Figuring out these first two steps is critical, as it provides the basis for most of the work we need to do on this matrix. In that last row, we need to capture the values [10, 9, 8], and we can use the same method we used to capture that first row, as long as we call reverse() on the entire subarray.

We can implement that same reverse logic to traverse the first column of the matrix as well. Much like we did on the right edge, we can just call map and and shift() (rather than pop(), since we want the first values in every subarray), but because those values are organized bottom to top rather than top to bottom, we once again need a reverse. Here, our functions look like:

```
// bottom row
newArr.push(...matrix().pop().reverse())
//left edge
newArr.push(...matrix.map(arr => arr.shift()).reverse())
```

Following these steps, our matrix and array look like:

```
myMatrix = [[13,14],
[16,15]];
newArr = [1, 2, 3, 4, 5, 6, 7, 8, 9, 10, 11, 12]
```

This is good progress, but what about those remaining values? We could try and implement some new logic to keep capturing values, or we could recognize the strength of the code that we already. I think here, there are two options: the first would be to throw the code inside some kind of while loop, that keeps running while matrix.length > 0. Or we could just make the function recursive.
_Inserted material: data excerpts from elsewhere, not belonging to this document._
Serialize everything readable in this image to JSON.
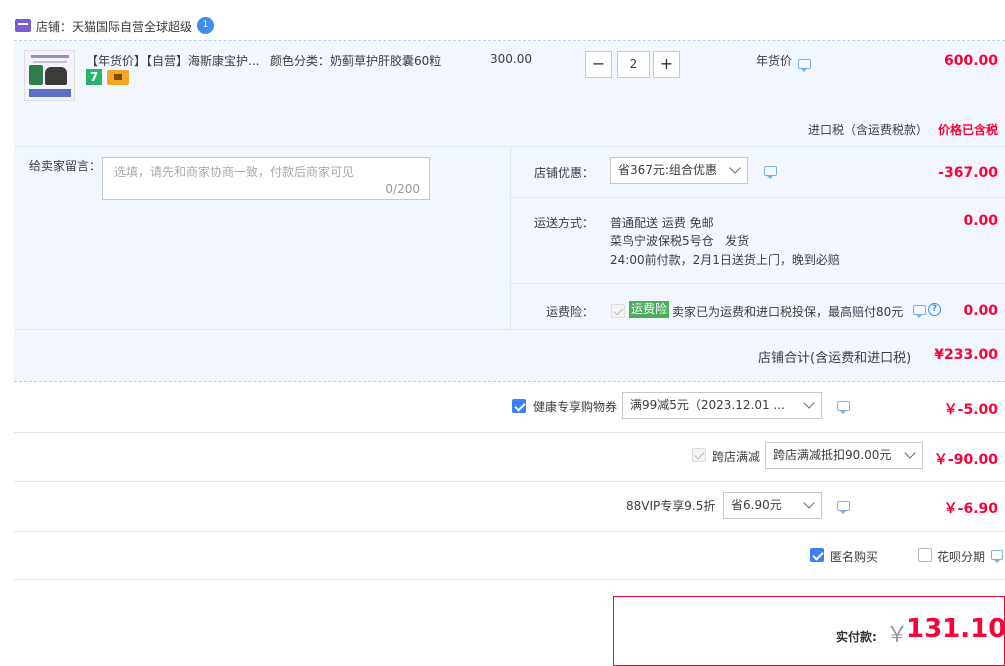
{
  "shop": {
    "label": "店铺：",
    "name": "天猫国际自营全球超级",
    "badge": "1"
  },
  "item": {
    "title": "【年货价】【自营】海斯康宝护...",
    "spec": "颜色分类：奶蓟草护肝胶囊60粒",
    "price": "300.00",
    "qty_minus": "−",
    "qty": "2",
    "qty_plus": "+",
    "promo_label": "年货价",
    "subtotal": "600.00",
    "badge_seven": "7",
    "tax_label": "进口税（含运费税款）",
    "tax_value": "价格已含税"
  },
  "message": {
    "label": "给卖家留言：",
    "placeholder": "选填，请先和商家协商一致，付款后商家可见",
    "counter": "0/200"
  },
  "shop_coupon": {
    "label": "店铺优惠：",
    "value": "省367元:组合优惠",
    "amount": "-367.00"
  },
  "shipping": {
    "label": "运送方式：",
    "line1": "普通配送 运费 免邮",
    "line2": "菜鸟宁波保税5号仓   发货",
    "line3": "24:00前付款，2月1日送货上门，晚到必赔",
    "amount": "0.00"
  },
  "insurance": {
    "label": "运费险：",
    "tag": "运费险",
    "text": "卖家已为运费和进口税投保，最高赔付80元",
    "amount": "0.00"
  },
  "shop_total": {
    "label": "店铺合计(含运费和进口税)",
    "amount": "¥233.00"
  },
  "health_coupon": {
    "label": "健康专享购物券",
    "value": "满99减5元（2023.12.01 ...",
    "amount": "￥-5.00"
  },
  "cross_shop": {
    "label": "跨店满减",
    "value": "跨店满减抵扣90.00元",
    "amount": "￥-90.00"
  },
  "vip": {
    "label": "88VIP专享9.5折",
    "value": "省6.90元",
    "amount": "￥-6.90"
  },
  "options": {
    "anonymous": "匿名购买",
    "huabei": "花呗分期"
  },
  "payment": {
    "label": "实付款:",
    "currency": "￥",
    "amount": "131.10"
  },
  "colors": {
    "accent_red": "#ff0036",
    "accent_blue": "#3d7eff",
    "panel_bg": "#f2f7ff",
    "insurance_green": "#4cad5a"
  }
}
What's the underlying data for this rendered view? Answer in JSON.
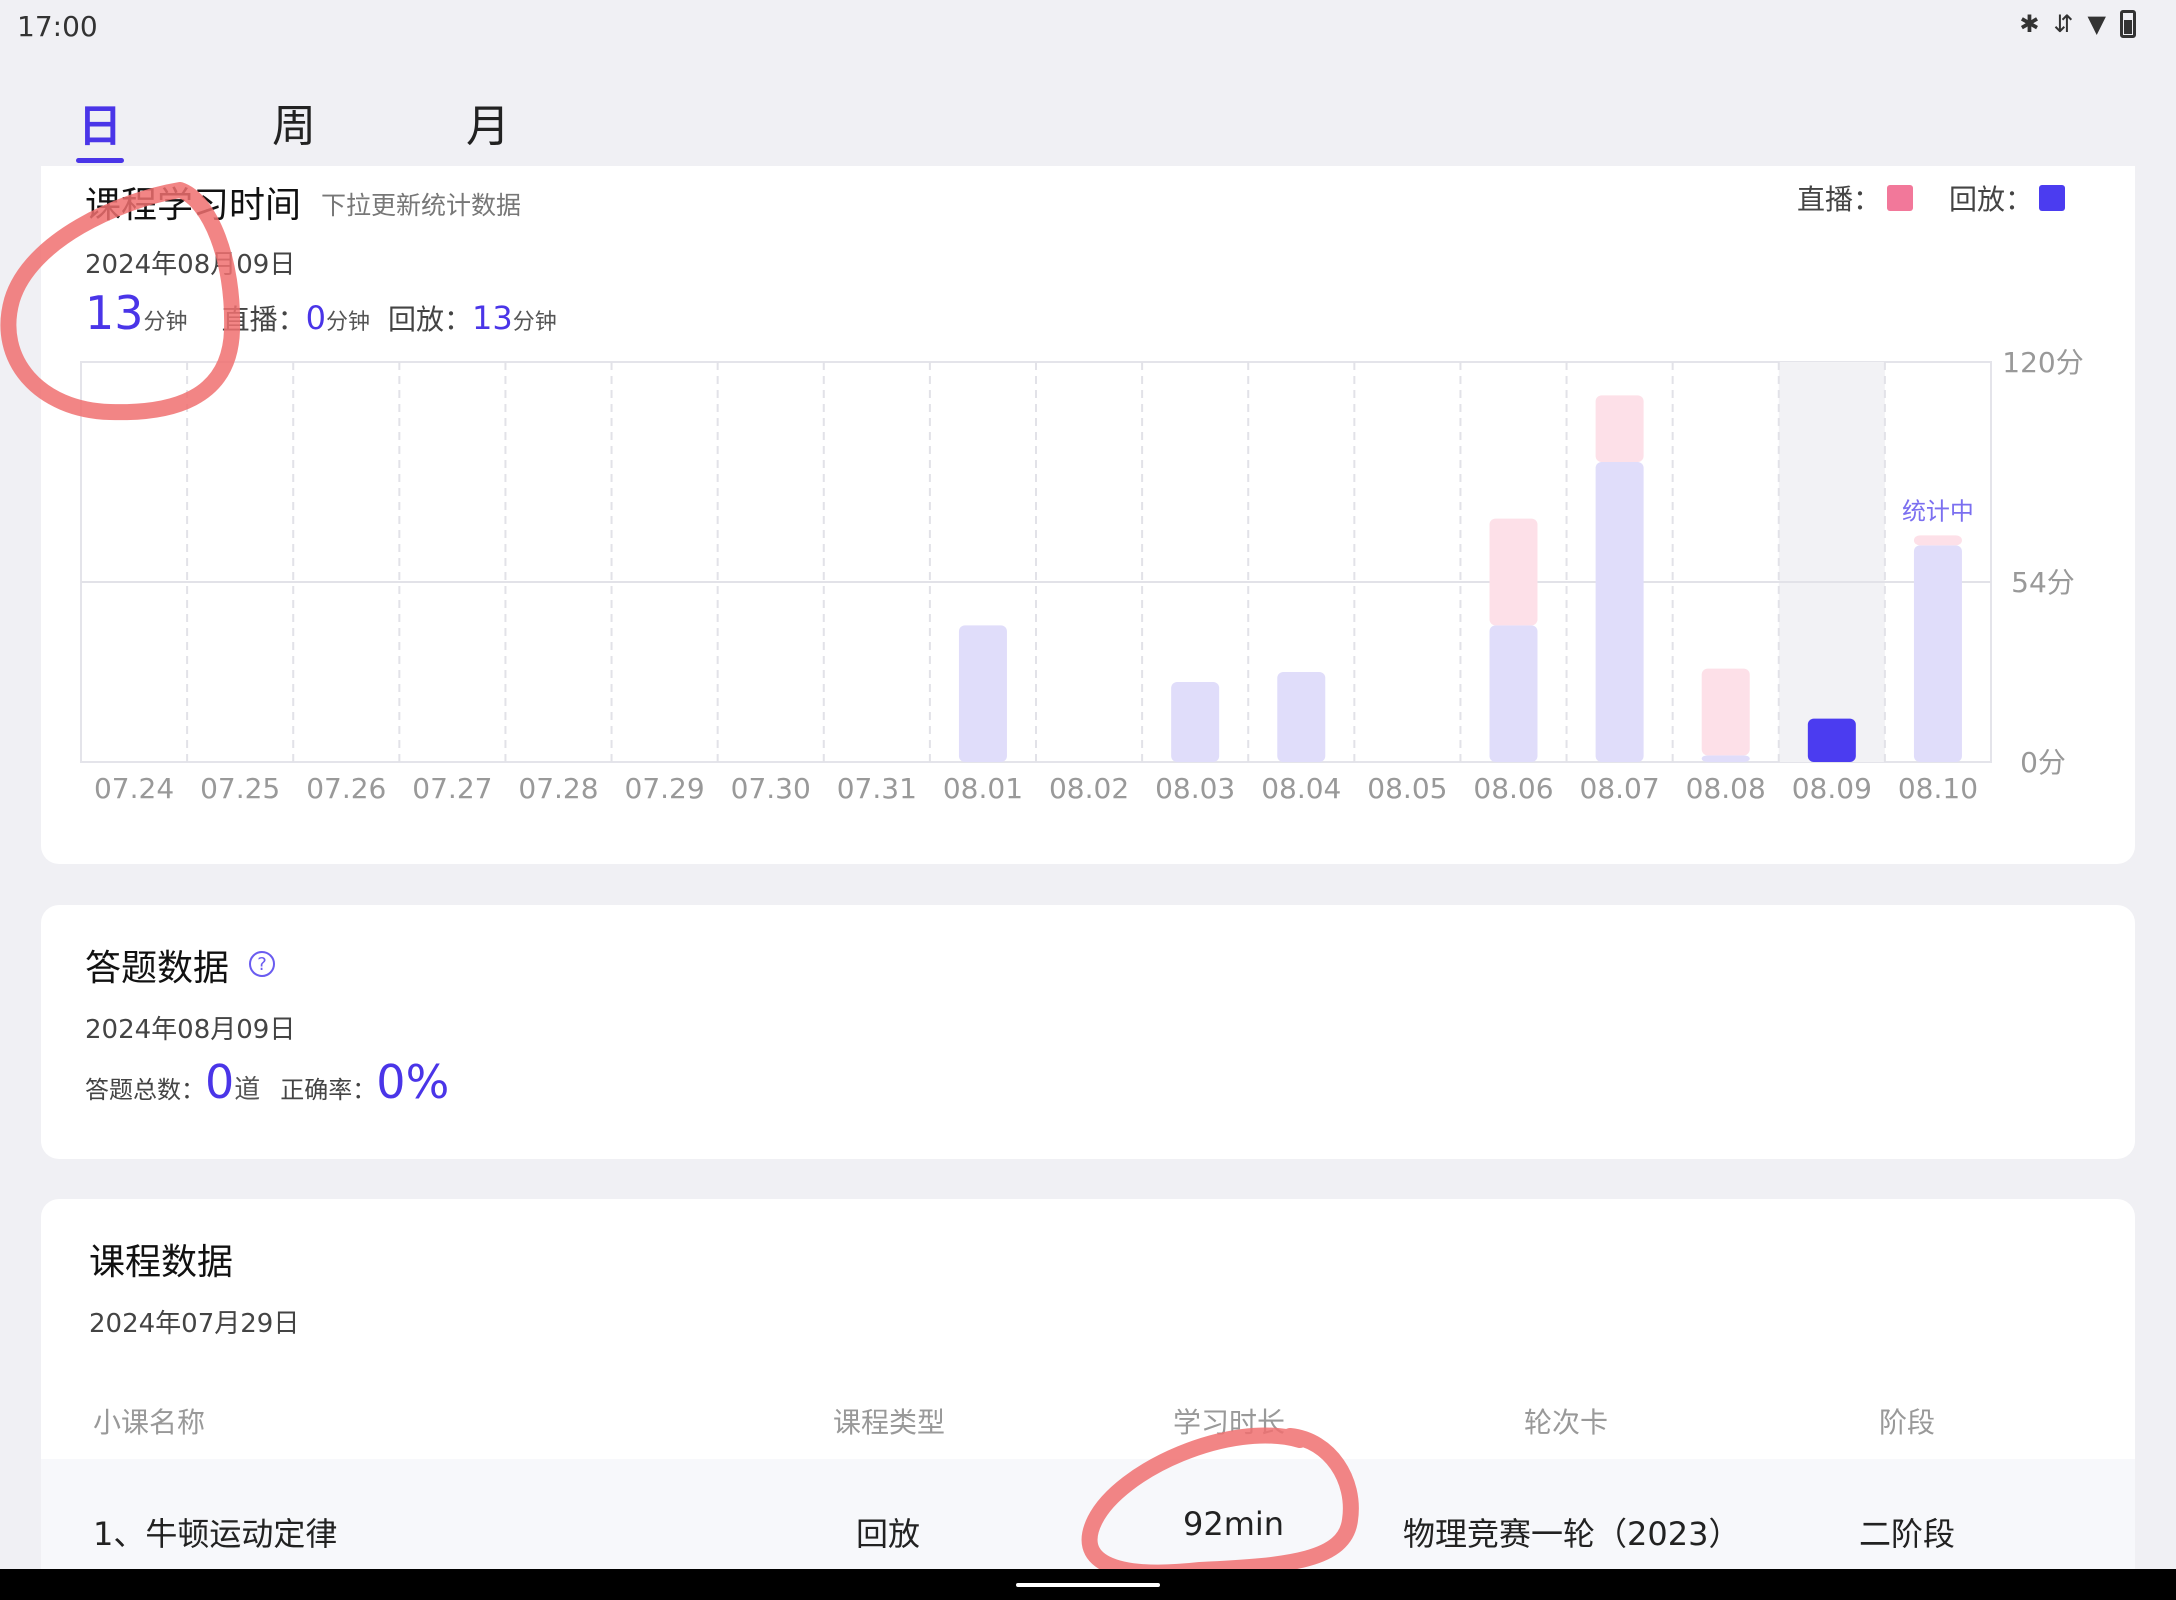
{
  "status_bar": {
    "time": "17:00",
    "icons": [
      "bluetooth-icon",
      "data-arrows-icon",
      "wifi-icon",
      "battery-icon"
    ]
  },
  "tabs": [
    {
      "label": "日",
      "active": true
    },
    {
      "label": "周",
      "active": false
    },
    {
      "label": "月",
      "active": false
    }
  ],
  "study_time": {
    "title": "课程学习时间",
    "subtitle": "下拉更新统计数据",
    "date": "2024年08月09日",
    "total_value": "13",
    "total_unit": "分钟",
    "live_label": "直播：",
    "live_value": "0",
    "live_unit": "分钟",
    "replay_label": "回放：",
    "replay_value": "13",
    "replay_unit": "分钟",
    "legend_live": "直播：",
    "legend_replay": "回放：",
    "colors": {
      "live": "#f2789a",
      "replay": "#4b3cf0"
    }
  },
  "chart_data": {
    "type": "bar",
    "stacked": true,
    "categories": [
      "07.24",
      "07.25",
      "07.26",
      "07.27",
      "07.28",
      "07.29",
      "07.30",
      "07.31",
      "08.01",
      "08.02",
      "08.03",
      "08.04",
      "08.05",
      "08.06",
      "08.07",
      "08.08",
      "08.09",
      "08.10"
    ],
    "series": [
      {
        "name": "回放",
        "values": [
          0,
          0,
          0,
          0,
          0,
          0,
          0,
          0,
          41,
          0,
          24,
          27,
          0,
          41,
          90,
          2,
          13,
          65
        ]
      },
      {
        "name": "直播",
        "values": [
          0,
          0,
          0,
          0,
          0,
          0,
          0,
          0,
          0,
          0,
          0,
          0,
          0,
          32,
          20,
          26,
          0,
          3
        ]
      }
    ],
    "y_ticks": [
      "120分",
      "54分",
      "0分"
    ],
    "ylim": [
      0,
      120
    ],
    "selected_category": "08.09",
    "pending_label": "统计中",
    "pending_category": "08.10",
    "grid": true
  },
  "answer": {
    "title": "答题数据",
    "date": "2024年08月09日",
    "total_label": "答题总数：",
    "total_value": "0",
    "total_unit": "道",
    "rate_label": "正确率：",
    "rate_value": "0%"
  },
  "course": {
    "title": "课程数据",
    "date": "2024年07月29日",
    "headers": [
      "小课名称",
      "课程类型",
      "学习时长",
      "轮次卡",
      "阶段"
    ],
    "rows": [
      {
        "name": "1、牛顿运动定律",
        "type": "回放",
        "duration": "92min",
        "round": "物理竞赛一轮（2023）",
        "stage": "二阶段"
      }
    ]
  }
}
I chose the latter option, which requires simply calling the function on itself, as well as adding in a break statement, in this case `if (matrix.length === 0)`

. Finally, we need to return the newArr.

In total, the function looks like this.

```
function unroll(matrix) {
const newArr = []
if (matrix.length === 0) return ;
// first row
newArr.push(...matrix.shift())
// right edge
newArr.push(...matrix.map(arr => arr.pop()))
//bottom in reverse
newArr.push(...matrix.pop().reverse())
// left edge
newArr.push(...matrix.map(arr => arr.shift()).reverse())
unroll(matrix)
return ...newArr
}
```

This is only eight lines of code, but it turned out to be a good technical test because it really checks basic comprehension: do you know how to perform basic operations on an array? Do you know ES6? Do you understand recursion? All essential skills. But in the wild, I think I would just flatten and sort the array.